Mice produce 50 to 75 droppings per day, so even a single mouse leaves behind a lot of contaminated material over time. You’ll typically find droppings along walls, inside cabinets, in drawers, and near food sources.

How to Clean Up Safely

The single most important rule: never sweep or vacuum mouse droppings dry. Sweeping and vacuuming launch particles into the air, which is exactly how hantavirus and other pathogens get inhaled. Instead, the CDC recommends a wet cleanup method.

Start by ventilating the space. Open doors and windows and let fresh air circulate for at least 30 minutes before you begin. Mix a bleach solution of 1.5 cups of household bleach per gallon of water (roughly 1 part bleach to 9 parts water), and make it fresh each time. Spray the droppings, urine stains, and any nesting material until they’re thoroughly soaked, then let the solution sit for at least 5 minutes. After soaking, wipe everything up with paper towels and dispose of them in a sealed plastic bag.

Wear rubber or latex gloves during the entire process. If you’re cleaning a heavily contaminated area, like a cabin that’s been closed up for months or a storage space with visible nesting material, wearing a respirator rated for particulates adds an extra layer of protection. Wash your hands thoroughly with soap and water after removing your gloves.

For large infestations or droppings in enclosed spaces with poor ventilation, hiring a professional pest control service is a reasonable choice, especially in rural areas where deer mice are common and the hantavirus risk is real.

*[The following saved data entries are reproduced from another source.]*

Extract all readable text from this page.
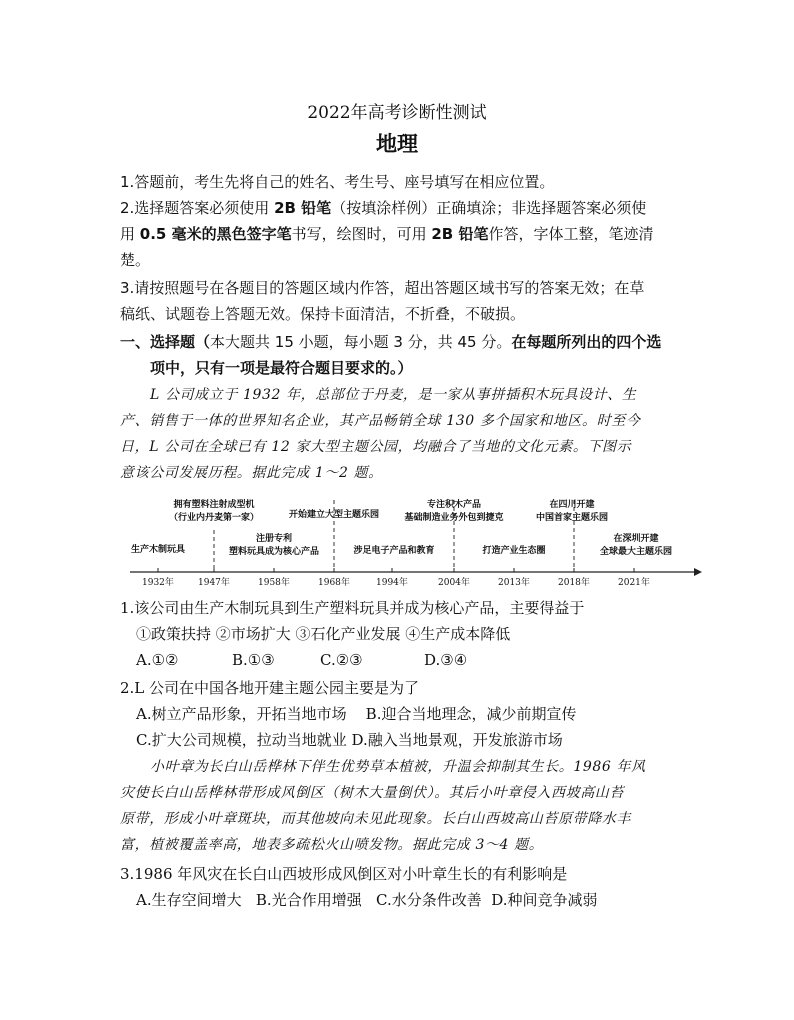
2022年高考诊断性测试
地理
1.答题前，考生先将自己的姓名、考生号、座号填写在相应位置。
2.选择题答案必须使用 2B 铅笔（按填涂样例）正确填涂；非选择题答案必须使
用 0.5 毫米的黑色签字笔书写，绘图时，可用 2B 铅笔作答，字体工整，笔迹清
楚。
3.请按照题号在各题目的答题区域内作答，超出答题区域书写的答案无效；在草
稿纸、试题卷上答题无效。保持卡面清洁，不折叠，不破损。
一、选择题（本大题共 15 小题，每小题 3 分，共 45 分。在每题所列出的四个选
项中，只有一项是最符合题目要求的。）
L 公司成立于 1932 年，总部位于丹麦，是一家从事拼插积木玩具设计、生
产、销售于一体的世界知名企业，其产品畅销全球 130 多个国家和地区。时至今
日，L 公司在全球已有 12 家大型主题公园，均融合了当地的文化元素。下图示
意该公司发展历程。据此完成 1～2 题。
生产木制玩具
拥有塑料注射成型机
（行业内丹麦第一家）
注册专利
塑料玩具成为核心产品
开始建立大型主题乐园
涉足电子产品和教育
专注积木产品
基础制造业务外包到捷克
打造产业生态圈
在四川开建
中国首家主题乐园
在深圳开建
全球最大主题乐园
1932年	1947年	1958年	1968年	1994年	2004年	2013年	2018年	2021年
1.该公司由生产木制玩具到生产塑料玩具并成为核心产品，主要得益于
①政策扶持 ②市场扩大 ③石化产业发展 ④生产成本降低
A.①②	B.①③	C.②③	D.③④
2.L 公司在中国各地开建主题公园主要是为了
A.树立产品形象，开拓当地市场    B.迎合当地理念，减少前期宣传
C.扩大公司规模，拉动当地就业 D.融入当地景观，开发旅游市场
小叶章为长白山岳桦林下伴生优势草本植被，升温会抑制其生长。1986 年风
灾使长白山岳桦林带形成风倒区（树木大量倒伏）。其后小叶章侵入西坡高山苔
原带，形成小叶章斑块，而其他坡向未见此现象。长白山西坡高山苔原带降水丰
富，植被覆盖率高，地表多疏松火山喷发物。据此完成 3～4 题。
3.1986 年风灾在长白山西坡形成风倒区对小叶章生长的有利影响是
A.生存空间增大   B.光合作用增强   C.水分条件改善  D.种间竞争减弱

When Droppings Are in Your Kitchen

If you find droppings on countertops or in pantries, discard any food that wasn’t in a sealed, hard container. Cardboard boxes, plastic bags, and loosely closed containers should all be considered potentially contaminated. Spray and wipe all surfaces with the bleach solution, including the insides of drawers and cabinets. Wash any dishes or utensils that were stored in the open near the droppings.

Addressing the mouse problem itself matters just as much as cleaning. Mice leave behind urine trails continuously as they travel, not just droppings, so the contamination is always wider than what you can see. Sealing entry points (mice can squeeze through gaps as small as a dime), removing food sources, and using traps are the standard approaches to stopping ongoing exposure.